First, Jason. He's realizing that upping the ante with the CPC might just not be worth it. But it might be the only thing that works or gets attention.
My husband, a liberal American, thinks that the problem with liberals is that they don't use the *bs* the conservatives/republicans spew against them to show how stupid and vile they really are. He'll vote for liberals, but he won't associate himself with them.
I don't comment on what the Blogging Tories or anyone else is saying about Stephane Dion, the Liberal Party of Canada or whomever is trying to do something that ... shows how far we've come as a country when it comes to recognizing the separation of church and life.
I don't because perhaps I do have that "Liberal arrogance". I know that I'm right most of the time about what my country needs to do. My earliest memories of government were Brian Mulroney making my $0.25 Gobstoppers cost $0.27, even though the price tag still said $0.25. I remember my parents being really worried about the future of my dad's job when the FTA started. None of my memories of the only Conservative government I have ever known have been good.
But I did start my professional life more than half way through Jean Chretien's majorities. I've had a relatively stable and upwardly mobile working life since. The Liberals did great things for my country during my adult life, and other than my dislike for Paul Martin, (Name one good [even great] finance minister that made a good PM. G'wan... I dare you.) things have been pretty good. Stable democracies rarely are exciting.
Jean Chretien wasn't Prime Minister for 10 years by some sort of fluke. It wasn't an accident that he won 3 majority governments. He did it because the Canadian people knew that he'd never do anything that would piss the majority of us off. That's the way Canadians like their governments. Always have.
I don't bother engaging the Tories or the Dippers because I know that the Liberal Party will get further just by being right.
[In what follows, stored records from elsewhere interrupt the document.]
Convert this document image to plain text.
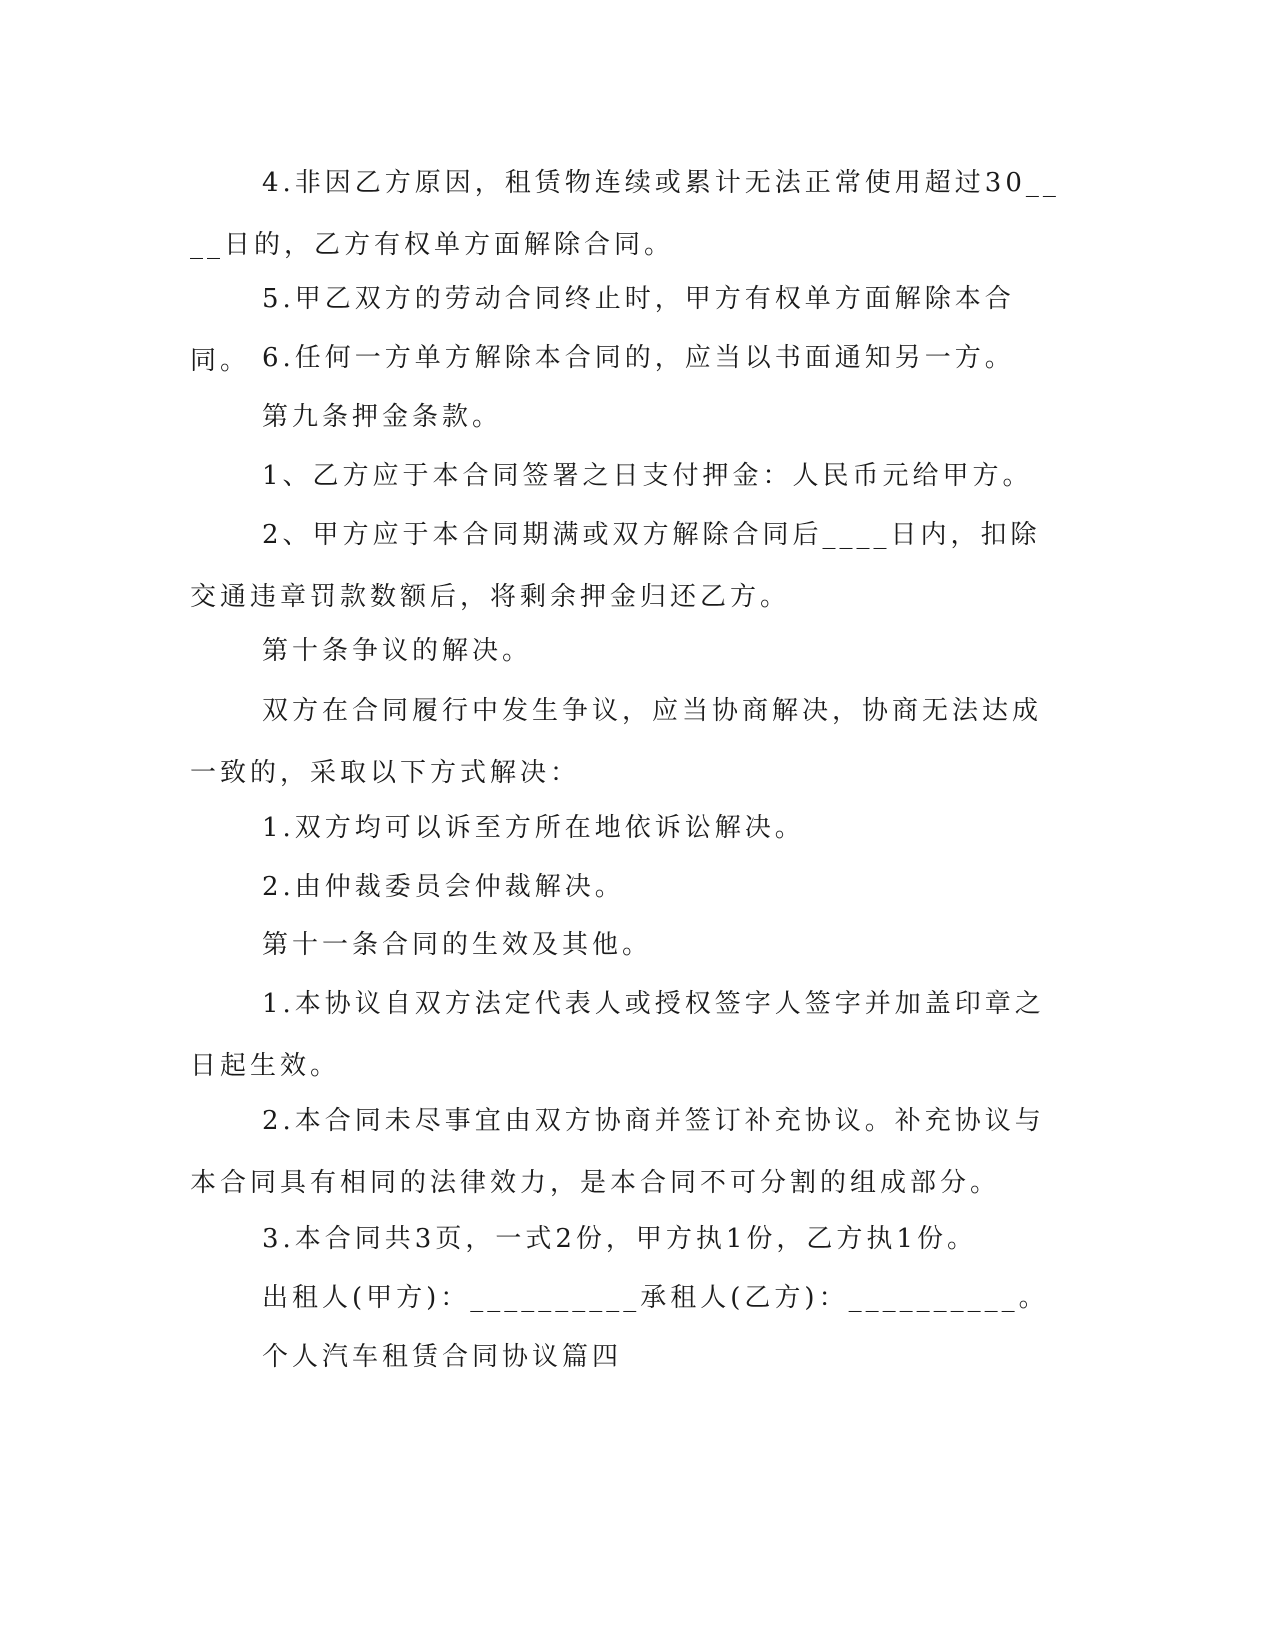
4.非因乙方原因，租赁物连续或累计无法正常使用超过30____日的，乙方有权单方面解除合同。

5.甲乙双方的劳动合同终止时，甲方有权单方面解除本合同。 6.任何一方单方解除本合同的，应当以书面通知另一方。

第九条押金条款。

1、乙方应于本合同签署之日支付押金：人民币元给甲方。

2、甲方应于本合同期满或双方解除合同后____日内，扣除交通违章罚款数额后，将剩余押金归还乙方。

第十条争议的解决。

双方在合同履行中发生争议，应当协商解决，协商无法达成一致的，采取以下方式解决：

1.双方均可以诉至方所在地依诉讼解决。

2.由仲裁委员会仲裁解决。

第十一条合同的生效及其他。

1.本协议自双方法定代表人或授权签字人签字并加盖印章之日起生效。

2.本合同未尽事宜由双方协商并签订补充协议。补充协议与本合同具有相同的法律效力，是本合同不可分割的组成部分。

3.本合同共3页，一式2份，甲方执1份，乙方执1份。

出租人(甲方)：__________承租人(乙方)：__________。

个人汽车租赁合同协议篇四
By just speaking their truth, sharing their plan, giving the information and showing up when it counts.
That's not flashy or glamourous and it makes for little press coverage, but I really, really think that the majority of Canadians don't get their political views from the MSM or talk radio or wherever. They just know, and they'll vote for Dave or Kathy for their MP because they know them from city council or local hockey or from provincial parliament.
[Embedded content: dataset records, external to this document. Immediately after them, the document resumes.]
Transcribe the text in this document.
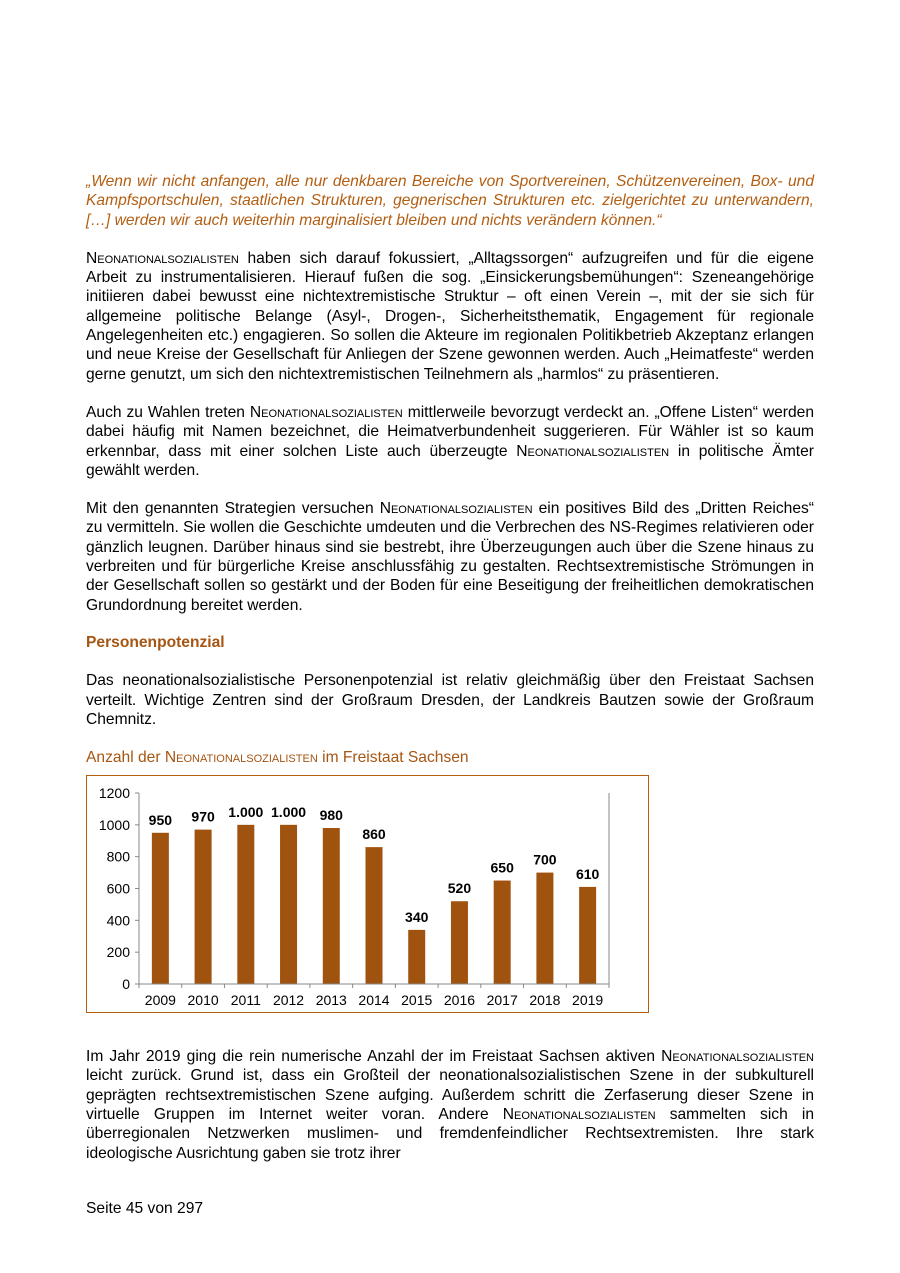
„Wenn wir nicht anfangen, alle nur denkbaren Bereiche von Sportvereinen, Schützenvereinen, Box- und Kampfsportschulen, staatlichen Strukturen, gegnerischen Strukturen etc. zielgerichtet zu unterwandern, […] werden wir auch weiterhin marginalisiert bleiben und nichts verändern können.“

Neonationalsozialisten haben sich darauf fokussiert, „Alltagssorgen“ aufzugreifen und für die eigene Arbeit zu instrumentalisieren. Hierauf fußen die sog. „Einsickerungsbemühungen“: Szeneangehörige initiieren dabei bewusst eine nichtextremistische Struktur – oft einen Verein –, mit der sie sich für allgemeine politische Belange (Asyl-, Drogen-, Sicherheitsthematik, Engagement für regionale Angelegenheiten etc.) engagieren. So sollen die Akteure im regionalen Politikbetrieb Akzeptanz erlangen und neue Kreise der Gesellschaft für Anliegen der Szene gewonnen werden. Auch „Heimatfeste“ werden gerne genutzt, um sich den nichtextremistischen Teilnehmern als „harmlos“ zu präsentieren.

Auch zu Wahlen treten Neonationalsozialisten mittlerweile bevorzugt verdeckt an. „Offene Listen“ werden dabei häufig mit Namen bezeichnet, die Heimatverbundenheit suggerieren. Für Wähler ist so kaum erkennbar, dass mit einer solchen Liste auch überzeugte Neonationalsozialisten in politische Ämter gewählt werden.

Mit den genannten Strategien versuchen Neonationalsozialisten ein positives Bild des „Dritten Reiches“ zu vermitteln. Sie wollen die Geschichte umdeuten und die Verbrechen des NS-Regimes relativieren oder gänzlich leugnen. Darüber hinaus sind sie bestrebt, ihre Überzeugungen auch über die Szene hinaus zu verbreiten und für bürgerliche Kreise anschlussfähig zu gestalten. Rechtsextremistische Strömungen in der Gesellschaft sollen so gestärkt und der Boden für eine Beseitigung der freiheitlichen demokratischen Grundordnung bereitet werden.

Personenpotenzial

Das neonationalsozialistische Personenpotenzial ist relativ gleichmäßig über den Freistaat Sachsen verteilt. Wichtige Zentren sind der Großraum Dresden, der Landkreis Bautzen sowie der Großraum Chemnitz.

Anzahl der Neonationalsozialisten im Freistaat Sachsen
0
200
400
600
800
1000
1200
950
2009
970
2010
1.000
2011
1.000
2012
980
2013
860
2014
340
2015
520
2016
650
2017
700
2018
610
2019

Im Jahr 2019 ging die rein numerische Anzahl der im Freistaat Sachsen aktiven Neonationalsozialisten leicht zurück. Grund ist, dass ein Großteil der neonationalsozialistischen Szene in der subkulturell geprägten rechtsextremistischen Szene aufging. Außerdem schritt die Zerfaserung dieser Szene in virtuelle Gruppen im Internet weiter voran. Andere Neonationalsozialisten sammelten sich in überregionalen Netzwerken muslimen- und fremdenfeindlicher Rechtsextremisten. Ihre stark ideologische Ausrichtung gaben sie trotz ihrer

Seite 45 von 297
I think that the LPC should spend more time attracting and recruiting candidates who are known in each individual riding. I think they should appoint them if necessary. I think that the policy of parachuting candidates into ridings should be reconsidered, and be used only when someone the stature of Wayne Gretzky or Donald Sutherland decides to run. (Not that I'm saying either one of them is running, just someone that well known.)
I think that the LPC needs to run their version of a 50-State Strategy. That means there should be more Stephane Dion, Bob Rae, Martha Hall-Findlay, Gerard Kennedy, etc. out here in BC talking about the Green Shift this summer. I think that the LPC has got to do more to stop treating people from BC (especially from Metro Vancouver) like they only exist at election time.
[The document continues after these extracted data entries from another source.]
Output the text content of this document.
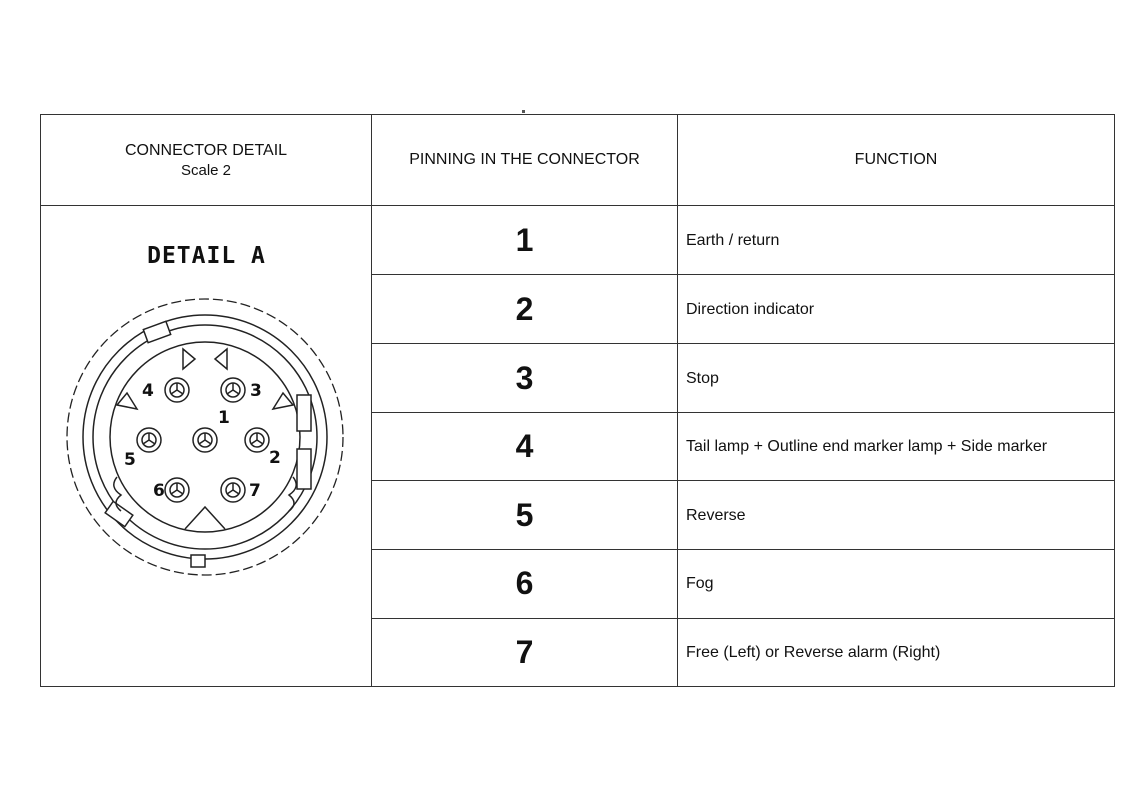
CONNECTOR DETAIL
Scale 2
PINNING IN THE CONNECTOR	FUNCTION
DETAIL A
1
2
3
4
5
6	7
1
2
3
4
5
6
7
Earth / return
Direction indicator
Stop
Tail lamp + Outline end marker lamp + Side marker
Reverse
Fog
Free (Left) or Reverse alarm (Right)
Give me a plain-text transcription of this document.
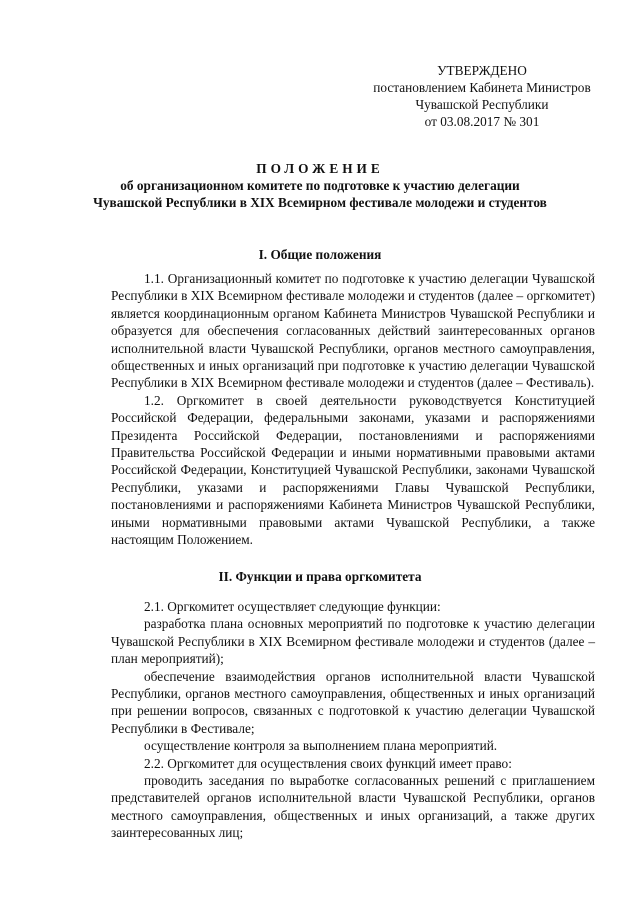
УТВЕРЖДЕНО
постановлением Кабинета Министров
Чувашской Республики
от 03.08.2017 № 301
ПОЛОЖЕНИЕ
об организационном комитете по подготовке к участию делегации
Чувашской Республики в XIX Всемирном фестивале молодежи и студентов
I. Общие положения

1.1. Организационный комитет по подготовке к участию делегации Чувашской Республики в XIX Всемирном фестивале молодежи и студентов (далее – оргкомитет) является координационным органом Кабинета Министров Чувашской Республики и образуется для обеспечения согласованных действий заинтересованных органов исполнительной власти Чувашской Республики, органов местного самоуправления, общественных и иных организаций при подготовке к участию делегации Чувашской Республики в XIX Всемирном фестивале молодежи и студентов (далее – Фестиваль).

1.2. Оргкомитет в своей деятельности руководствуется Конституцией Российской Федерации, федеральными законами, указами и распоряжениями Президента Российской Федерации, постановлениями и распоряжениями Правительства Российской Федерации и иными нормативными правовыми актами Российской Федерации, Конституцией Чувашской Республики, законами Чувашской Республики, указами и распоряжениями Главы Чувашской Республики, постановлениями и распоряжениями Кабинета Министров Чувашской Республики, иными нормативными правовыми актами Чувашской Республики, а также настоящим Положением.

II. Функции и права оргкомитета

2.1. Оргкомитет осуществляет следующие функции:

разработка плана основных мероприятий по подготовке к участию делегации Чувашской Республики в XIX Всемирном фестивале молодежи и студентов (далее – план мероприятий);

обеспечение взаимодействия органов исполнительной власти Чувашской Республики, органов местного самоуправления, общественных и иных организаций при решении вопросов, связанных с подготовкой к участию делегации Чувашской Республики в Фестивале;

осуществление контроля за выполнением плана мероприятий.

2.2. Оргкомитет для осуществления своих функций имеет право:

проводить заседания по выработке согласованных решений с приглашением представителей органов исполнительной власти Чувашской Республики, органов местного самоуправления, общественных и иных организаций, а также других заинтересованных лиц;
Perhaps it's naive of me, but I really think that engaging the CPC should be saved for the dark arts of Question Period, and the Liberal Party Team should be out there, from sea to sea to sea sharing our vision and speaking our truth as if the Sideshow Steves of the world have been sucked into the black hole that is Calgary.
Maybe it's just that my mother taught me that I shouldn't stare at or tease the mentally deficient, and you shouldn't pick on people smaller than you.